Il ne faudrait pas par contre que, de manière latente, il y ait une sorte de refus de la nonviolence politique, de cette composante de notre histoire radicale des vingt-cinq dernières années. Parce que, bien sûr, parmi les objections qui ont été faites sur le symbole de Gandhi, certaines appartiennent à la tradition précisément de la nonviolence intégraliste, provenant des nonviolents ou des anti-gandhiens; respect de Gandhi parce qu'il était la nonviolence, mais il était aussi autre chose, il était la chasteté, il était les Veda et non pas le message chrétien, il était son milieu historique, politique, etc... Mais avec ce raisonnement on ne tient pas compte du fait que la vie des hommes est faite de moment divers, moi-même j'ai changé tant de fois! Le Gandhi d'aujourd'hui serait sûrement différent. Le Gandhi qui devrait tenir compte de l'histoire de l'Asie post-coloniale, serait un Gandhi différent de celui qui a eu pour interlocuteurs l'Empire Britannique et ces musulmans et ces hindous qu'il espérait
unifier dans l'Inde nouvelle.
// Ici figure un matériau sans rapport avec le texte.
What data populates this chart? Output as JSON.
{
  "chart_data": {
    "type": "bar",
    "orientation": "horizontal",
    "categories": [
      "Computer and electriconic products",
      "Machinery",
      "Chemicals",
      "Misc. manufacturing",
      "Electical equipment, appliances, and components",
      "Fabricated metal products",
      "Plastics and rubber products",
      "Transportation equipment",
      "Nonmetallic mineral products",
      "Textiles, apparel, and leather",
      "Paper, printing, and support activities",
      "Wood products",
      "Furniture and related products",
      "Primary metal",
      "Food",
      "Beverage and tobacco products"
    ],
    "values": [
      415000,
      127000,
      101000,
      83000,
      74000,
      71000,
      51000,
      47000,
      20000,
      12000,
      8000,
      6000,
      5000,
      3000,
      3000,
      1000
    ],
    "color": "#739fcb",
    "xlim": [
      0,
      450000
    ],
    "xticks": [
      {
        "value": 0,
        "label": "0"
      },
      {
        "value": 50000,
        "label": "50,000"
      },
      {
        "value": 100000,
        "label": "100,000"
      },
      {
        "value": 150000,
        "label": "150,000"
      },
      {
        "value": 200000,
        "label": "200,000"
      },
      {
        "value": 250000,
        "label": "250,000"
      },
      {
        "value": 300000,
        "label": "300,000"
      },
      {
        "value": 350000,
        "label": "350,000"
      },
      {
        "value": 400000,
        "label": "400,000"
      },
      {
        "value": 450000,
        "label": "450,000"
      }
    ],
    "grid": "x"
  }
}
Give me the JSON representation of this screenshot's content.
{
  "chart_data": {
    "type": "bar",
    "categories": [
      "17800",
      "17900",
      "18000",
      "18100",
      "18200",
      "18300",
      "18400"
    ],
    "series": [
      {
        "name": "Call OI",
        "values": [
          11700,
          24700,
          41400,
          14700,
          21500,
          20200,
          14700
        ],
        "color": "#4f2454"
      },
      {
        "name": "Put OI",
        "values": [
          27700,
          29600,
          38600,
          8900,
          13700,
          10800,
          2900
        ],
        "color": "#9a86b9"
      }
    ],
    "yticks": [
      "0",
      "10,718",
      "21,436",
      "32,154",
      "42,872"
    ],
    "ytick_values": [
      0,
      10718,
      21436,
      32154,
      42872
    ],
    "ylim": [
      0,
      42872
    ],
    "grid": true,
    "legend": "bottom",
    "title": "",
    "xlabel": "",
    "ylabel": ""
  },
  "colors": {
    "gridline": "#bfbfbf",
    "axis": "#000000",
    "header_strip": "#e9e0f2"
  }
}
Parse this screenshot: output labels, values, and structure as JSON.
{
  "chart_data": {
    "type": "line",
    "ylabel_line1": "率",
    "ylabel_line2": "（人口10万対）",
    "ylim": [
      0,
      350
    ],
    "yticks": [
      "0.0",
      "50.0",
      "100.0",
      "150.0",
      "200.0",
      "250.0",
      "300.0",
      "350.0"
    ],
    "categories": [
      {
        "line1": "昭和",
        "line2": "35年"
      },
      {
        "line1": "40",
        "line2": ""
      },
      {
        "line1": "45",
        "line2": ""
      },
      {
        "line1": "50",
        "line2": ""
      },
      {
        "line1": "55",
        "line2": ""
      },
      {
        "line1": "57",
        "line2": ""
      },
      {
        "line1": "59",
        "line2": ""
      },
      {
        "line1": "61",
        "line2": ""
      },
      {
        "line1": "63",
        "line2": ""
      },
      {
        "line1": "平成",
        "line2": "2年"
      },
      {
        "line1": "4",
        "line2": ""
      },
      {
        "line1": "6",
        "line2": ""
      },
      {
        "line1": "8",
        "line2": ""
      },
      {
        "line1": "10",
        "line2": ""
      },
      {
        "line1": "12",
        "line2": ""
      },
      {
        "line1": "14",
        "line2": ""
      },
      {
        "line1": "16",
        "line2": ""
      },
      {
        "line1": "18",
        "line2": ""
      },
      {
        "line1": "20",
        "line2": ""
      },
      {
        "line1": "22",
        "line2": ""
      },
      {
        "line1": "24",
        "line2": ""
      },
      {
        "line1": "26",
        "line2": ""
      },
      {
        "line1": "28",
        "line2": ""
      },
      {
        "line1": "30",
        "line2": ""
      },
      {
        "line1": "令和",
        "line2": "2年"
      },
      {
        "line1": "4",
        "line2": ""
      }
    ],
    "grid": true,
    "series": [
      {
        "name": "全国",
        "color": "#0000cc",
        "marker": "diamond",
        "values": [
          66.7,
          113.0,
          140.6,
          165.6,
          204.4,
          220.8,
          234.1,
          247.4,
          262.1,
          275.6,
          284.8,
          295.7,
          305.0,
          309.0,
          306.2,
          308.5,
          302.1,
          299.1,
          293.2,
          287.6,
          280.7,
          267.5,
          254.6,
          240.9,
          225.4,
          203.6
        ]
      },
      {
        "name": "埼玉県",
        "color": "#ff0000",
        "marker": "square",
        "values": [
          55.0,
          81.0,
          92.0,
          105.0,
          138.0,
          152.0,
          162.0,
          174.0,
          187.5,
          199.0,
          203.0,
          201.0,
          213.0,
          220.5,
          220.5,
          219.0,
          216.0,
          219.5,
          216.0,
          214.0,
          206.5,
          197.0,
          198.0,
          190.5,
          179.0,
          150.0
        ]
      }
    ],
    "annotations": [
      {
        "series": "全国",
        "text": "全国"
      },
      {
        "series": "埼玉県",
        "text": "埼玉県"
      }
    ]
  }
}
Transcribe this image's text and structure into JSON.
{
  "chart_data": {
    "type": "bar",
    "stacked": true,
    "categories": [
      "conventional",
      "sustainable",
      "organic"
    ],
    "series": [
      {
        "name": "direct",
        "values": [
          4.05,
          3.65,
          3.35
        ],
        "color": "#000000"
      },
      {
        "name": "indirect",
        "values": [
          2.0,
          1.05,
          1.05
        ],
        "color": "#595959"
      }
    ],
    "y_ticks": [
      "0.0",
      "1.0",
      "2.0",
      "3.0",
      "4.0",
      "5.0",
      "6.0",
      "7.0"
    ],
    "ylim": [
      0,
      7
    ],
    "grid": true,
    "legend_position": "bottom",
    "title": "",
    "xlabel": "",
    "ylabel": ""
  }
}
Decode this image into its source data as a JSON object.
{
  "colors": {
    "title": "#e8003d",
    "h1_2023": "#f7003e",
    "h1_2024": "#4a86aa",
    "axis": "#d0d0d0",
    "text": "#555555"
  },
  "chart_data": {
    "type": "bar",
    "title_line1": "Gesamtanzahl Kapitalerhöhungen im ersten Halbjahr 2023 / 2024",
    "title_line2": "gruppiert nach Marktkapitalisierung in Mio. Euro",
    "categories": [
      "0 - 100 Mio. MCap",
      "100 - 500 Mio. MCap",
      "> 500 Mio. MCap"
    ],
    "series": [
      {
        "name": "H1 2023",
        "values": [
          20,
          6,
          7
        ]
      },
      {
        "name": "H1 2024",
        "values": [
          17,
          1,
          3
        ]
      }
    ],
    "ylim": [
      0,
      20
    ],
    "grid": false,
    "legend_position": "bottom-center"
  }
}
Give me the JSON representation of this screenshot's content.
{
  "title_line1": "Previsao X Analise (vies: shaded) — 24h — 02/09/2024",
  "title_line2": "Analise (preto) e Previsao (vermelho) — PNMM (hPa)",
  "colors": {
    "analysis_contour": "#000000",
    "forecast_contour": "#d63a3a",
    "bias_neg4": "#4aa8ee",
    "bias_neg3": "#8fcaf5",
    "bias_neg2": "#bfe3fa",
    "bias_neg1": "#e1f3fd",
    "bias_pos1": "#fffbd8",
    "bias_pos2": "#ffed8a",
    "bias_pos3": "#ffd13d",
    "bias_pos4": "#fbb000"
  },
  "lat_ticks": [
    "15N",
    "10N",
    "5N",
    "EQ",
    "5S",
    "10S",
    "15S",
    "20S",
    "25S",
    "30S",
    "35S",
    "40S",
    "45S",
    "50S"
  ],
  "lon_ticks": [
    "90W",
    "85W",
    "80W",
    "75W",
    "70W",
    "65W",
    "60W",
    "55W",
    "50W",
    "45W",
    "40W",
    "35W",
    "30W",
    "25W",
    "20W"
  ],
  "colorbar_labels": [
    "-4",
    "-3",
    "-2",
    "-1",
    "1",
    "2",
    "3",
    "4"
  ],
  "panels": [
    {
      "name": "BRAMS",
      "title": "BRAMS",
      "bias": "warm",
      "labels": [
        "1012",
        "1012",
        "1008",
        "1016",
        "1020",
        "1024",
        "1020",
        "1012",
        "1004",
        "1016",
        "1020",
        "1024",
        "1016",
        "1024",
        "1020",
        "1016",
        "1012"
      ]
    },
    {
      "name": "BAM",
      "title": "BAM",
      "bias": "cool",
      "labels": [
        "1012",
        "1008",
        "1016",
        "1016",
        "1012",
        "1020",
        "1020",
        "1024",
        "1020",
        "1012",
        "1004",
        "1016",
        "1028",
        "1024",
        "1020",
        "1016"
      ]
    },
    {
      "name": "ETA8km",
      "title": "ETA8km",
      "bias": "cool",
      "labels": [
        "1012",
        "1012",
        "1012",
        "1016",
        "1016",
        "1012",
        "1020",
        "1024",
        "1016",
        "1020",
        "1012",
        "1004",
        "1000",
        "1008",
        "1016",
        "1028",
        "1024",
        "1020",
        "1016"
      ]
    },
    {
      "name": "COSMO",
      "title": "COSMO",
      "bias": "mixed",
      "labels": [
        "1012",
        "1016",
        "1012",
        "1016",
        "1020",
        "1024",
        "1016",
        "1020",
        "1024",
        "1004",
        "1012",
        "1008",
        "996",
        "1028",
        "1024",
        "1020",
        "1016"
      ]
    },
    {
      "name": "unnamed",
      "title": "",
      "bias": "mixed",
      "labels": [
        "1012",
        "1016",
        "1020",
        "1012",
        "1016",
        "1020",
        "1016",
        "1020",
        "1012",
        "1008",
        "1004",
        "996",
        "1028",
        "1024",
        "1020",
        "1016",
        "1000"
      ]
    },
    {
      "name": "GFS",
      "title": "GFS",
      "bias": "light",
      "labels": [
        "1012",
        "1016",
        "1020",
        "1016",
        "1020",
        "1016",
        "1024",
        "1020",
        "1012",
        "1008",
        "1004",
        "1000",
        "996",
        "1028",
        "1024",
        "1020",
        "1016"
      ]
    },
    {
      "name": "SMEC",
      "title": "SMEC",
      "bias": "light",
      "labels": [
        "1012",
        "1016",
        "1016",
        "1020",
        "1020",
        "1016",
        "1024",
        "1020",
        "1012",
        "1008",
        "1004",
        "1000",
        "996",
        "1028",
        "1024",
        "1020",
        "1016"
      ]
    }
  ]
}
Et alors, qu'il s'agisse des amis de Bhagwan, lesquels disent que Gandhi était autoritaire et chaste, ou qu'il s'agisse des nonviolents, lesquels disent que par respect pour Gandhi on ne peut prendre Gandhi uniquement pour la nonviolence politique, mais qu'il faut le prendre pour tout, du végétarisme à la toile qu'il filait, et par conséquent au neo-paupérisme qui reproposait une image révolutionnaire et réactionnaire... dans le sens qu'il y avait un fondamentalisme et traditionalisme hindouiste qu'il prétendait essayer, dans le sillage - du reste - de tant de révolutionnaires qui recherchaient encore les communautés agricoles au début du XXè Siècle, non seulement en Russie mais aussi en Europe: bien, ces objections ne me préoccupent pas, elles sont de caractère idéologique et pour cela très fragiles. Par contre, ce qui me préoccupe davantage, ce sont ces autres objections sur l'histoire de l'image: "Il faut refuser la figure humaine, quelle qu'elle soit", comme si la figure hu
maine, son image, n'était pas elle aussi un signe de reconnaissance d'une idée, lorsque cette identification entre figure et idée est justifiée, et qu'il n'est pas moral par conséquent de l'utiliser et de la valoriser. Et le fait de ne pas l'avoir fait, dans une situation où le gandhisme inférieur risque de se reproduire, et qu'il risque de se reproduire des lectures anti-gandhiennes de Gandhi, nous avons en réalité offert à nos adversaires - c-à-d, à ceux qui l'aviliront, qui en feront un usage propre pour en émousser le caractère révolutionnaire et rénovateur - nous leur avons offert l'arme de l'image de Gandhi... précisément à ces possibles adversaires et adversaires aussi de la véritable nonviolence révolutionnaire: à ceux qui utilisent Ernesto Rossi contre les radicaux, tout comme ils utilisaient Salvemini contre Rossi, dans un jeu que nous connaissons très bien et auquel nous nous sommes prêtés. Et comme je ne suis pas un paternaliste - j'aime beaucoup Bruno et lui-aussi m'aime bien - je dis que Bruno
a eu sa part de responsabilités dans tout cela, en offrant cette arme que nous pouvions demander à la figure, à l'image, à l'histoire de Gandhi, à nos adversaires et ceux de Gandhi. Plus grave encore l'histoire de l'image comme "idolâtrie possible"... Si l'on dit que Gandhi on n'en veut pas parce que Gandhi théoriquement on ne l'accepte pas, parce que l'on n'accepte pas la nonviolence ou parce que l'on craint que le choix nonviolent du Parti Radical puisse léser, à certains moments, certaines données de résistance violente auquelles par exemple l'Etat d'Israël est contraint, alors nous affrontons le débat sur cela: mais sans demi-mesures, et sans masques.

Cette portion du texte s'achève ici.